As is clear from the results, when the water content of the adsorbent is 3% by weight or less, the CO gas adsorption capacity becomes maximum and stable.

In addition, although this result was calculated | required about the molded object in Example 2, it is the same about the molded object in other Examples.

[Effects of the Invention] The zeolite adsorbent according to the present invention comprises CO, CH ₄ , N ₂ and O
Excellent gas adsorption capacity of ₂ etc., especially H ₂ -PSA
It is suitable as an adsorbent for use.

Further, according to the production method of the present invention, an excellent zeolite adsorbent as an adsorbent for H ₂ -PSA can be advantageously produced.
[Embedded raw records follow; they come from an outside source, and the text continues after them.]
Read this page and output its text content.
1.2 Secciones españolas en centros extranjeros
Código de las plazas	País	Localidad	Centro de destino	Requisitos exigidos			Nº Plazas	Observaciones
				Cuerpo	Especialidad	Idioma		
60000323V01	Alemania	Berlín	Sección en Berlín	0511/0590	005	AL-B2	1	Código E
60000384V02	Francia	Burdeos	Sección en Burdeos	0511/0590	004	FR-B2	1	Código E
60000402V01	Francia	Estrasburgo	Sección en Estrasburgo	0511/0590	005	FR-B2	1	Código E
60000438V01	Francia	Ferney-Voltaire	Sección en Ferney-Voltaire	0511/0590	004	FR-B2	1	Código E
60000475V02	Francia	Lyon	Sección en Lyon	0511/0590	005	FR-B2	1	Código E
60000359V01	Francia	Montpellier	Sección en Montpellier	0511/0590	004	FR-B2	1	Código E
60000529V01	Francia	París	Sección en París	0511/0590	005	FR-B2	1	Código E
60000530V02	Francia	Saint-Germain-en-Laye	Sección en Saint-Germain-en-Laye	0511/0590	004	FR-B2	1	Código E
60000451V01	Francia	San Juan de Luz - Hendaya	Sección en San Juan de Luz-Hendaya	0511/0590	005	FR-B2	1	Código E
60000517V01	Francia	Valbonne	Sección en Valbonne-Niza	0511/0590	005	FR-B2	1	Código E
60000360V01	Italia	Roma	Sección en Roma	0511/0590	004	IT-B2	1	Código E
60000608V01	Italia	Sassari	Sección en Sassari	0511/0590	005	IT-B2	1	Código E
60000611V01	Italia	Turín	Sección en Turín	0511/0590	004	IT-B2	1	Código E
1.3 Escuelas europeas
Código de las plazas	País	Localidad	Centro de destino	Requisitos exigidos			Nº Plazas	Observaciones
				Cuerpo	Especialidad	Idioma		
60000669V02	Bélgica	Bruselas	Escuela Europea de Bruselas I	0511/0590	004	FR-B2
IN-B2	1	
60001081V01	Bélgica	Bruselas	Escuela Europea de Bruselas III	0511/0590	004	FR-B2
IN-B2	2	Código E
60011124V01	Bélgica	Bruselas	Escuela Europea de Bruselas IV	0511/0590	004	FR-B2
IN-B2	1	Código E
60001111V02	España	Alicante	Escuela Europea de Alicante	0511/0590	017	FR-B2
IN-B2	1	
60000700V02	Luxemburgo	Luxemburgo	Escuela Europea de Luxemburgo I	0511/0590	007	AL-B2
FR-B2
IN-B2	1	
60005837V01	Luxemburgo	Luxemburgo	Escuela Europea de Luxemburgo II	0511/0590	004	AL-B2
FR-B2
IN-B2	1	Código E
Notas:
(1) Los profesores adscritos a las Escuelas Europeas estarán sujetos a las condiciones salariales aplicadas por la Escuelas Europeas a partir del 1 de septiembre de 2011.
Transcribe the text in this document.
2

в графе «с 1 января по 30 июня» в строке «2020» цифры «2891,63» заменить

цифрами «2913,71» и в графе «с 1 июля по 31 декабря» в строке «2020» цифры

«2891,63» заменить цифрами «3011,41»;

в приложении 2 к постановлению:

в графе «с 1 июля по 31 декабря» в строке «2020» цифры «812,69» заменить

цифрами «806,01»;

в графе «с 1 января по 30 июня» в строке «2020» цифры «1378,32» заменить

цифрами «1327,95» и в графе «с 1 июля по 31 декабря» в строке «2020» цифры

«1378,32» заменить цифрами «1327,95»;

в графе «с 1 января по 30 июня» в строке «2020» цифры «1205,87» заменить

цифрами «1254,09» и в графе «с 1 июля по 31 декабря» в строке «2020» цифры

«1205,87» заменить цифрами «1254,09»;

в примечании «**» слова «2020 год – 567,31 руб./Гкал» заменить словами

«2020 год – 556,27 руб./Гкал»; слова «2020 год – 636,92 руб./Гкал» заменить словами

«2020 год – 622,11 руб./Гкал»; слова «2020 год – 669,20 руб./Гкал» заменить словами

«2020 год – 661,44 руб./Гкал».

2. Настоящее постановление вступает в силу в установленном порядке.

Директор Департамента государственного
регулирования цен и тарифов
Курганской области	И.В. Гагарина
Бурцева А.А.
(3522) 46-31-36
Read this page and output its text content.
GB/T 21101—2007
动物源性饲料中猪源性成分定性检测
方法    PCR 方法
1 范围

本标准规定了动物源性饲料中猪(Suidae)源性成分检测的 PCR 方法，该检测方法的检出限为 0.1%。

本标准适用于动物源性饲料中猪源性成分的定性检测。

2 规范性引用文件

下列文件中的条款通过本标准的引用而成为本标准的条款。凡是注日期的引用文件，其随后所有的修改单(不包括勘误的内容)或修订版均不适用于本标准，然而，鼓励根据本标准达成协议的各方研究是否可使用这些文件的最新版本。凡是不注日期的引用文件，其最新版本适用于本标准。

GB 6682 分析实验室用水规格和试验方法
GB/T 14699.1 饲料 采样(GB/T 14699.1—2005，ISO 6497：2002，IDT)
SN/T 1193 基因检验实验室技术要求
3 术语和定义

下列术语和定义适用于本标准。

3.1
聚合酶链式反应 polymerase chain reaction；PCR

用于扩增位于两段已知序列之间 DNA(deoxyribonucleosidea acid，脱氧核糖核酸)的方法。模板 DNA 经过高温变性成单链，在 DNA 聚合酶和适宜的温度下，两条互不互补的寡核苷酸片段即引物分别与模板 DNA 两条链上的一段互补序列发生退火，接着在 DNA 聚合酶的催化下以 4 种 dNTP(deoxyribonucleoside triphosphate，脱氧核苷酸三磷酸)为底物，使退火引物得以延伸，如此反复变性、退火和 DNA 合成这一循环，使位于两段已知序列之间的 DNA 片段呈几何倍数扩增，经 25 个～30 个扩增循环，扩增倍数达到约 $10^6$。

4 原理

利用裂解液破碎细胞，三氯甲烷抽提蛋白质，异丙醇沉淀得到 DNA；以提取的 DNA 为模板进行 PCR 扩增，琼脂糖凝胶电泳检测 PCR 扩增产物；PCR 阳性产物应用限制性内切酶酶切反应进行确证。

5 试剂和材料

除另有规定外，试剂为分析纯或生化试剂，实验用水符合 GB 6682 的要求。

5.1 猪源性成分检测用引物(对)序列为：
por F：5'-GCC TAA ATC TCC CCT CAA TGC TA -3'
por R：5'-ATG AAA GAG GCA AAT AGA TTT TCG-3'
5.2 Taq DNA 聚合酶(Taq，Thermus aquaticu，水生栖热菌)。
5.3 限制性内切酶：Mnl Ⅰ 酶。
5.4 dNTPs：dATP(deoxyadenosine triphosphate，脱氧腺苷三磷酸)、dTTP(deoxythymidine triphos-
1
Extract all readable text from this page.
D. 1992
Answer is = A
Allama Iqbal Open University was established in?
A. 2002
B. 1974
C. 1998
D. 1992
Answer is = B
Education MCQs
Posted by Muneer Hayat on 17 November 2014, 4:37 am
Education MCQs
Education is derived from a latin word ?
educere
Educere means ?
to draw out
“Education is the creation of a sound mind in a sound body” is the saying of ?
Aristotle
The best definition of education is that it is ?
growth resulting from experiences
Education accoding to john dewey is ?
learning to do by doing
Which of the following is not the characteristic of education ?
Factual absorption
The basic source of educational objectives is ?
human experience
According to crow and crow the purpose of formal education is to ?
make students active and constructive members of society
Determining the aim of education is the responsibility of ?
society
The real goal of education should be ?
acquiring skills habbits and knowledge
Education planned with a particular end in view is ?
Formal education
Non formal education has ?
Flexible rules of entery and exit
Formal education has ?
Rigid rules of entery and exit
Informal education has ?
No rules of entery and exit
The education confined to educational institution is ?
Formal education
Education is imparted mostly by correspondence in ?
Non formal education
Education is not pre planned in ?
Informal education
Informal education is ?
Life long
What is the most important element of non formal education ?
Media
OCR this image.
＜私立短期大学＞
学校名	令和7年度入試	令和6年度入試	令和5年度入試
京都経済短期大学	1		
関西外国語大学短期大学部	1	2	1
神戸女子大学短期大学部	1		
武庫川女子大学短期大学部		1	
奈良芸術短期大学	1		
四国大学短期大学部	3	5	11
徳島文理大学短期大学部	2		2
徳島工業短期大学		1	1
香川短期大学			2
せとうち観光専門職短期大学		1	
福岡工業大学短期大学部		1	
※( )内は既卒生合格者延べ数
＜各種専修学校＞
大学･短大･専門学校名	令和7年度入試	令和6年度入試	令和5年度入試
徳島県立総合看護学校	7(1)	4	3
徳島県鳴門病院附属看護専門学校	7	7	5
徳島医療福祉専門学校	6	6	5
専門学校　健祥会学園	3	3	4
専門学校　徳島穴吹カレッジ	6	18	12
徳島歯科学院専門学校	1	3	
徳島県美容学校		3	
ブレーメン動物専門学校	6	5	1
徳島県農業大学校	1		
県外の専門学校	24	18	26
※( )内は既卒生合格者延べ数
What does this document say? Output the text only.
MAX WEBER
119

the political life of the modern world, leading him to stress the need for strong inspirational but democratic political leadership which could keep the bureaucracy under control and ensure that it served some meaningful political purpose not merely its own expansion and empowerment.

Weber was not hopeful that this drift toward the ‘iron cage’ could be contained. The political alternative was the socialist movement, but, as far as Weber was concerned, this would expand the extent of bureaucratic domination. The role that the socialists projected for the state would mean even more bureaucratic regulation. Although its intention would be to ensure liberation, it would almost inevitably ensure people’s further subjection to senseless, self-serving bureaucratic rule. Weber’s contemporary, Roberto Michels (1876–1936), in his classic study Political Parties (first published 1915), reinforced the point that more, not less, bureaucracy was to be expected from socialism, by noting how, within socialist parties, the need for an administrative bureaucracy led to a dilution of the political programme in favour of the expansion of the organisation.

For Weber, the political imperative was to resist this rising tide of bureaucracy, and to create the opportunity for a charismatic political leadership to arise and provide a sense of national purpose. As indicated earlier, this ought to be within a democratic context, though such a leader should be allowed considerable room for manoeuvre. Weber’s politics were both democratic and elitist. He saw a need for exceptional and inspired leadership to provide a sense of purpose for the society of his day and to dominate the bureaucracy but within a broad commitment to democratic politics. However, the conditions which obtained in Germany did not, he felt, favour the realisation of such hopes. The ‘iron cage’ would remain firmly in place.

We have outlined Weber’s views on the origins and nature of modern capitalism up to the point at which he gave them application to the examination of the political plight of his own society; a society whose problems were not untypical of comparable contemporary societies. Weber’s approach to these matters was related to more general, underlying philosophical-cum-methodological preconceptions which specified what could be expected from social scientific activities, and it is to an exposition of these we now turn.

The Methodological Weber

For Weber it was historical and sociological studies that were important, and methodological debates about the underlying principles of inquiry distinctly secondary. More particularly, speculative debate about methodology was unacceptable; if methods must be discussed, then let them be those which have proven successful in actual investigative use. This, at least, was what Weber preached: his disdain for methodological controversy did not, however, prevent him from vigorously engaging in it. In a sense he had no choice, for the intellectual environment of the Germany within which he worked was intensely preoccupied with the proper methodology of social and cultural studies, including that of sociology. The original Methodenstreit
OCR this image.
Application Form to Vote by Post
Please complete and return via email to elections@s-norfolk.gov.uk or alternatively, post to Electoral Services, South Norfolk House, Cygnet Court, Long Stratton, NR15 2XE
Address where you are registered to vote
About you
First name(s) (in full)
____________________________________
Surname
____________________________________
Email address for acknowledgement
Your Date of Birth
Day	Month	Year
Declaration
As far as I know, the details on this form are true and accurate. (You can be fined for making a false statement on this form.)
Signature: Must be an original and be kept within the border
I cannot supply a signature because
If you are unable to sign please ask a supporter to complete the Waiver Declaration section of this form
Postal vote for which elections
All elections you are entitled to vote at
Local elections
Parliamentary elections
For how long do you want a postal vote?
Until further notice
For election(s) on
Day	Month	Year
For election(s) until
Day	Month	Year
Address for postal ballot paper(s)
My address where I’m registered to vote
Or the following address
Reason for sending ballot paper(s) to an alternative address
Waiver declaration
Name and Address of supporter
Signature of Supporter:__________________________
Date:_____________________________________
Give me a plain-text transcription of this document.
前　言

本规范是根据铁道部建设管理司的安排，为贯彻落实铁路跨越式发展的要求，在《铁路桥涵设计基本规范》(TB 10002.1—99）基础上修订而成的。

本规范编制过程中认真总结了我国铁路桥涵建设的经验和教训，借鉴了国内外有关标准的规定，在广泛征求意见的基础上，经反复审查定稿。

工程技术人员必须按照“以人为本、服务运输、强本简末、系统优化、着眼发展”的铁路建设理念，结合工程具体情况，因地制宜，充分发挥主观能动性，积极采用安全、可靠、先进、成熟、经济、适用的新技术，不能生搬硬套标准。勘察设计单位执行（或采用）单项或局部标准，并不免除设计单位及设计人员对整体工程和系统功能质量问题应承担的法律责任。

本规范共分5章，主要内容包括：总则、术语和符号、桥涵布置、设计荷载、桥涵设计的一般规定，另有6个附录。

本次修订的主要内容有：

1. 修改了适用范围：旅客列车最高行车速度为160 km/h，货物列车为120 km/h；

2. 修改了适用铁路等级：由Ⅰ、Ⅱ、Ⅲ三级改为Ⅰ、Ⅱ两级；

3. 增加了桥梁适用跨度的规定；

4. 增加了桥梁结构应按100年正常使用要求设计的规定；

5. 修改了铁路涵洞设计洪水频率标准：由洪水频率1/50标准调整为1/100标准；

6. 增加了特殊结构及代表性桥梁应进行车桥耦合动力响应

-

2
[Brief description of the drawings]

FIG. 1 is a graph showing an example of the relationship between the water content of the adsorbent according to the present invention and the CO adsorption capacity.

Claims (3)

(57) [Claims] 1. An adsorbent containing 75% by weight or more of Ca-A type zeolite having a Ca ion exchange rate of 60 or more, and the gas adsorption characteristics of the adsorbent at 25 ° C. and 760 mmHg have the following relationship. A zeolite adsorbent for hydrogen PSA, comprising: 2. A method for producing a zeolite adsorbent for hydrogen PSA, wherein the zeolite adsorbent goes through the following steps. (1) A step of forming, drying, and firing a mixture of 75% by weight or more of A-type zeolite and 25% by weight or less of a clay-based binder to prepare a molded body. (2) A step of humidifying and hydrating the molded body ( 3) Step of ion-exchanging the hydrated compact with an aqueous solution of calcium salt (4) Ca-A-exchanged Ca-A type zeolite compact
Step of activating by heating at a temperature of 200 to 500 ° C 3. The method for producing a zeolite adsorbent for hydrogen PSA according to claim 2, wherein in the activation step (4), the water content of the Ca-A type zeolite molded product is 3% by weight or less.